Exploring Techniques for Synthetic Mobility Data Generation to Protect Privacy
Research Team: Chen-Nee Chuah (lead), Michael Zhang, Samson Cheung, Michael Zhang, Ammar Haydari, and Dongjie Chen
UC Campus(es): UC Davis
Problem Statement: The widespread adoption of location-based services and smart phones and watches devices has made it possible to monitor where people go. This mobility data can be used in a variety of ways, such as smart urban planning and enhancing driver safety in connected and automated vehicles (CAVs). Multiple platforms exist to exchange mobility data, including the Open Mobility Foundation and Mobility Dataspace.
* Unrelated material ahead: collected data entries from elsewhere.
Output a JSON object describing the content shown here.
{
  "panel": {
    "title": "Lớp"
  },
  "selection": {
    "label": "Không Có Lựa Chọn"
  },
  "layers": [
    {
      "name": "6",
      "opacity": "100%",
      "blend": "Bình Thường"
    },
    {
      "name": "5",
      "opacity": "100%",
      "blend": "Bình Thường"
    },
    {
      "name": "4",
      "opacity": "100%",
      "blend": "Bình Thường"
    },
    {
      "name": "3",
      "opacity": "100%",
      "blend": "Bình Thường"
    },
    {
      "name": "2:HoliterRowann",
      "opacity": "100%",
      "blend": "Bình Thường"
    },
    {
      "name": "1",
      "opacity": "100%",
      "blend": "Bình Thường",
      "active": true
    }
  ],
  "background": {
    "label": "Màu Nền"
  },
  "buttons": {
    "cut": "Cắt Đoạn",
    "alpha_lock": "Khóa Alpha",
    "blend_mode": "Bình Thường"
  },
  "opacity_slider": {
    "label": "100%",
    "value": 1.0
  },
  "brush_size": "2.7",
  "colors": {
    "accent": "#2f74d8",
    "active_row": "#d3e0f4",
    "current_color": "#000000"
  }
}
However, there are significant privacy concerns associated with this data. Data on people’s movements can inadvertently reveal personal lifestyle patterns, such as home and office locations and frequented points of interest. The simple removal of personal identifiers from the dataset does not sufficiently protect privacy, as attackers can still re-identify users. Thus, privacy concerns tend to deter the free sharing of mobility and CAV data.
Project Description: The proposed project focuses on synthetic mobility data generation and addressing two challenges related to privacy concerns and the lack of publicly available mobility/CAVs data. One way to deal with data privacy is to generate synthetic data that is similar to the raw data but scrubbed of personally identifiable information. While there are several techniques to preserve privacy for aggregated mobility datasets, producing synthetic mobility datasets at the individual level is still challenging. Specifically, it’s hard to generate realistic mobility trajectories that preserve privacy (for example, do not give clues about home and work locations), demonstrate realistic mobility patterns, and follow real‐world conditions and traffic rules. In this project, the researchers will use state-of-the-art technology and techniques to sanitize raw datasets and generate synthetic mobility data that retain information about people’s movements and driving behavior. The project hopes to provide a foundational building block for a future data exchange platform that will preserve privacy and enable the sharing of mobility datasets.
Status: In Progress
Budget: $100,000